By News room
Government is proposing to increase tax on gun licenses from two million to five million shillings.
The Commissioner in charge of Tax at the Ministry of Finance Francis Twinamatsiko,, revealed while presenting revenue enhancement measures before the Budget Committee of Parliament.
Twinamatsiko noted that the Ministry is revising the non-tax revenue fees for fire arms aimed at raising revenue. Fire arms licenses range from between 150,000 to 200,000 and the maximum at two million shillings, but the new tax proposal would mean one would acquire a gun at five million shillings maximum.
State Minister for Planning, David Bahati, noted that the increment is not in any way in relation to the fight against crime but rather a revenue collection measure. He noted that the increase will not deter people from acquiring weapons for personal security.
Government expects to raise up to two billion shillings from this increment, if approved.
In May 2016, Government registered 274 firearms in civilian hands with the intention to curb the prevailing gun-related crime in the country that left even their own a senior police officer Andrew Felix Kaweesi gunned down on March 17th from his home at Kulambiro.
Meanwhile Government is set to loose over 145 billion shillings in the attempt to exempt several entities from paying tax in bid to enhance economic development.
The revenue enhancement measures for financial year 2017/2018, by the Ministry of Finance, Planning and Economic Development, will ensure some gains in terms of revenue but also losses.
For granting a tax holiday to Bujagali Hydro power project up to 2033, as a measure to reduce the cost of power supplied by the project to the national grid, it is estimated that 80 billion shillings will be lost.

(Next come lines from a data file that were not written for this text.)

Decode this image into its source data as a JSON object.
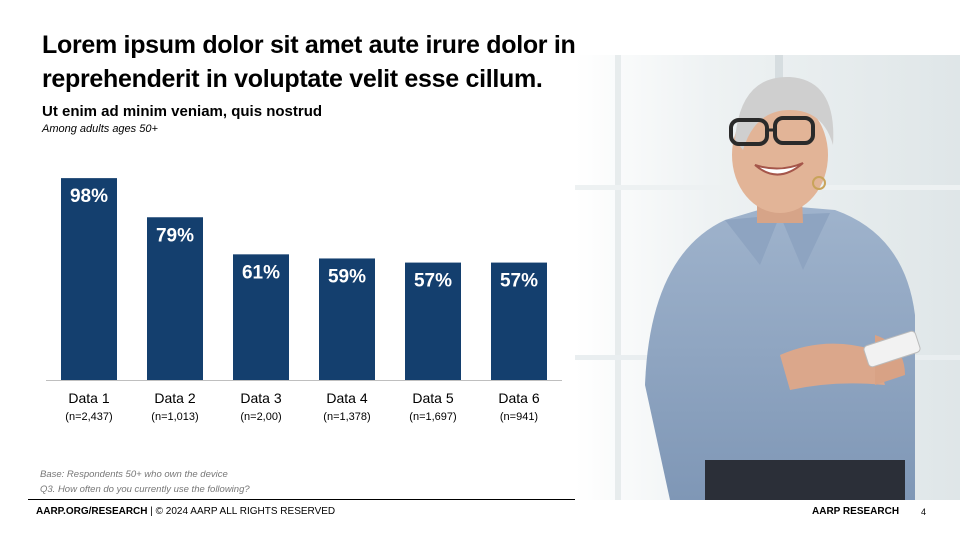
{
  "slide": {
    "title_lines": [
      "Lorem ipsum dolor sit amet aute irure dolor in",
      "reprehenderit in voluptate velit esse cillum."
    ],
    "subtitle": "Ut enim ad minim veniam, quis nostrud",
    "note": "Among adults ages 50+",
    "footnotes": [
      "Base: Respondents 50+ who own the device",
      "Q3. How often do you currently use the following?"
    ],
    "footer": {
      "left_bold": "AARP.ORG/RESEARCH",
      "left_rest": " | © 2024 AARP ALL RIGHTS RESERVED",
      "right": "AARP RESEARCH",
      "page": "4"
    }
  },
  "chart_data": {
    "type": "bar",
    "categories": [
      "Data 1",
      "Data 2",
      "Data 3",
      "Data 4",
      "Data 5",
      "Data 6"
    ],
    "sample_sizes": [
      "(n=2,437)",
      "(n=1,013)",
      "(n=2,00)",
      "(n=1,378)",
      "(n=1,697)",
      "(n=941)"
    ],
    "values": [
      98,
      79,
      61,
      59,
      57,
      57
    ],
    "value_labels": [
      "98%",
      "79%",
      "61%",
      "59%",
      "57%",
      "57%"
    ],
    "ylim": [
      0,
      100
    ],
    "grid": false,
    "bar_color": "#143f6e",
    "value_label_color": "#ffffff"
  },
  "photo": {
    "icon": "woman-with-phone-photo"
  }
}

Another 33 billion shillings will be lost for reintroducing exemption on capital investments outside a radius of 50 kilometres from Kampala, while seven billion will be lost when the ministry removes import duty on imports of pen-stock pipes for use in the hydro electricity power project. This move is aimed at incentivizing investment in the hydro-power project.
At least seven billion shillings will be lost in exempting Value Added Tax (VAT) on animal feeds and premises, while removal of VAT on crop extension services will cost the country two billion shillings. The move is aimed at lowering the cost of crop extension services. One billion shillings will be lost in exempting irrigation equipment from VAT.
Tour operators may be exempted from taxes and this will cost the country four billion shillings, while removal of VAT on solar batteries and lanterns will cost government two billion shillings.
Removal of excise duty on confectioneries to reduce smuggling and under-declaration will cost government four billion shillings.
But the government stands to gain 500 billion shillings in the tax enhancement strategy with 197 billion coming from an enhanced revenue for the standard gauge railway, 30 billion as a result of reinstating VAT on wheat grain, and 32 billion on the change of the excise duty regime for beer, wine, spirits and soft drinks among others.
Another 50 billion shillings will also be gained from reinstating the 10 percent import duty on crude palm oil.